Reputation: 13
I am trying to return data which occurs on specific lines in one file, and use those lines to return the data from another file on those same lines. I have been looking through the notes online here, and have found something i thought would work. However i am getting an error currently. any suggestions?
file1
has the values 1 2 3
file2
has the values three four five
so the output should be three
#!/bin/bash
awk '/one/ {print NR}' file1>fileonehold
filename="fileonehold"
while read -r line
do
sed -n ${line}p file2 >> file2hold
done < "$fileonehold"
Upvotes: 1
Views: 32
Reputation: 44063
If I understand what you're trying to do correctly, then the most straightforward way is to use awk:
awk -v pattern="one" 'NR == FNR && $0 ~ pattern { a[FNR] = 1 } NR != FNR && a[FNR]' file1 file2
This works as follows: -v pattern="one"
makes known to awk a variable named pattern
whose value is one
. Then the code is
NR == FNR && $0 ~ pattern { # if we're still processing the first file (file1),
# and if the current line matches the pattern
a[FNR] = 1 # remember that line number.
}
NR != FNR && a[FNR] # if we're not processing the first file and the
# current line number is a remembered one, print.
The core trick here is the condition NR == FNR
(and NR != FNR
).
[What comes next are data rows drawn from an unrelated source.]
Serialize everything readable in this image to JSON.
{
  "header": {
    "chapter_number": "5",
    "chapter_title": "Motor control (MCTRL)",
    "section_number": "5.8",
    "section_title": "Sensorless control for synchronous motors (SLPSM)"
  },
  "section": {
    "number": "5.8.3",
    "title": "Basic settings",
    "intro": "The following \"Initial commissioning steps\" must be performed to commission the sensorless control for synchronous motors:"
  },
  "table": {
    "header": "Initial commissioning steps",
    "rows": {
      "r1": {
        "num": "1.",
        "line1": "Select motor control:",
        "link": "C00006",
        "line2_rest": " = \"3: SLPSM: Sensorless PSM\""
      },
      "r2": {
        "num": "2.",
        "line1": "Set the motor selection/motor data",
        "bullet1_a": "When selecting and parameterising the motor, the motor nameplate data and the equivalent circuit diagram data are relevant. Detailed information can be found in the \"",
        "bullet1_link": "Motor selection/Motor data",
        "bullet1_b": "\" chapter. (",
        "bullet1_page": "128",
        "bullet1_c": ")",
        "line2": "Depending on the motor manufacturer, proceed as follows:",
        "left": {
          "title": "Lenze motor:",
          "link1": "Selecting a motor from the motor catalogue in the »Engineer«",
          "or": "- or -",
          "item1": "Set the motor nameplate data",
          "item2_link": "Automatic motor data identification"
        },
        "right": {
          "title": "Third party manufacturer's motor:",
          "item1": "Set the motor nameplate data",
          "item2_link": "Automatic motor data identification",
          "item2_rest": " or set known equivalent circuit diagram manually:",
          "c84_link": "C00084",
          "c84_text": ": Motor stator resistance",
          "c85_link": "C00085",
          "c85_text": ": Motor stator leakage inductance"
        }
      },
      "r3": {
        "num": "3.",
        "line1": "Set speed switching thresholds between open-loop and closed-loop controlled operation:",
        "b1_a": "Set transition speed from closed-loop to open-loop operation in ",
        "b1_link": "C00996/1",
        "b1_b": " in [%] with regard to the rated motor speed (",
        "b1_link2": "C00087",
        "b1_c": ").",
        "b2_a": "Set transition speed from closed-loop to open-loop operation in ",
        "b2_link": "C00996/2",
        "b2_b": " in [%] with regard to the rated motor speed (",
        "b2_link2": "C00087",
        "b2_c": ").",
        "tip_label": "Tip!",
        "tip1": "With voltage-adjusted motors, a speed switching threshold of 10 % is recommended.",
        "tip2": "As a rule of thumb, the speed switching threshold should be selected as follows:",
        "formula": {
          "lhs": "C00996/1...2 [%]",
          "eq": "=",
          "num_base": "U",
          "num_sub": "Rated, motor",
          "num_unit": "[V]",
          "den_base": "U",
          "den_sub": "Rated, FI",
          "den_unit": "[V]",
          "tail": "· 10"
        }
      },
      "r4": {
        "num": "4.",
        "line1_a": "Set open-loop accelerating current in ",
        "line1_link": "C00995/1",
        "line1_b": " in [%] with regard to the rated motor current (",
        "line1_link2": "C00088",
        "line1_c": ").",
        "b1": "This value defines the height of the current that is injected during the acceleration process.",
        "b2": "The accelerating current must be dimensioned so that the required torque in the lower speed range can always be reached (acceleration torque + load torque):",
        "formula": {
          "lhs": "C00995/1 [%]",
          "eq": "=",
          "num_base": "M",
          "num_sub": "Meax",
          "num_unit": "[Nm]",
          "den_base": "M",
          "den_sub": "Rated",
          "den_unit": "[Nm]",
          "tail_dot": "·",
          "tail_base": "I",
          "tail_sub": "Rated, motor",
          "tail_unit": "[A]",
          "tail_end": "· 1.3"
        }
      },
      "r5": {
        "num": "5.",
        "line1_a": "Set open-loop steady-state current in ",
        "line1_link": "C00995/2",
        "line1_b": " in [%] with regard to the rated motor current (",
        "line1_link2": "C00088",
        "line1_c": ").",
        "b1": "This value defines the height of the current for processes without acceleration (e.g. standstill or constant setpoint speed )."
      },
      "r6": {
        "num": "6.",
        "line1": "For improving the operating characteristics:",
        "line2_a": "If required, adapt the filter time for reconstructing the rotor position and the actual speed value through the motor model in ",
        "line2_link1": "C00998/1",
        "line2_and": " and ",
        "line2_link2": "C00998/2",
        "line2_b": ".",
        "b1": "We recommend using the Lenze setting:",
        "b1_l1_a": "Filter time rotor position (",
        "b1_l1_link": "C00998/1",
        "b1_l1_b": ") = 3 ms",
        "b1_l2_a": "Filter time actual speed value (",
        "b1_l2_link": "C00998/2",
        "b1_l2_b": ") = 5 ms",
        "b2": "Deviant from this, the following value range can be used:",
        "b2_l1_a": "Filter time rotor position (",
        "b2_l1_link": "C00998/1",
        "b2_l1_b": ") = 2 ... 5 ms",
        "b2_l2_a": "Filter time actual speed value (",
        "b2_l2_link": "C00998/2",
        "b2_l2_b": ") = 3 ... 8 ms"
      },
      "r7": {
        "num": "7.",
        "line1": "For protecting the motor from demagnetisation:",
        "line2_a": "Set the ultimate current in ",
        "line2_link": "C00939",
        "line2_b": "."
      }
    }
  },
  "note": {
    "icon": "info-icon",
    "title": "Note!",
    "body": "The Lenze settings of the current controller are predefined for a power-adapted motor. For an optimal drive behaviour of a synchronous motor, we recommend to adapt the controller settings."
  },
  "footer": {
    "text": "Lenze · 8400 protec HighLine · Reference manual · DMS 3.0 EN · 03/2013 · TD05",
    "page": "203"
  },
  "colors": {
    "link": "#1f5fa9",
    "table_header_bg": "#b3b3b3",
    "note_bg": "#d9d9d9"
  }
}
NR
is the number of records (lines, by default) processed so far, FNR
is the number of records processed so far from the current file. These are equal when processing the first file from the command line but not afterwards.1
Apart from that: the condition NR != FNR && a[FNR]
does not have an associated action, so the default action (printing) is performed if it is true. a[FNR]
is true only for marked lines because the default value (an empty string) is considered false and 1
(the marker value) is considered true by awk.
1 unless the first file is empty, in which case the code will still not print anything.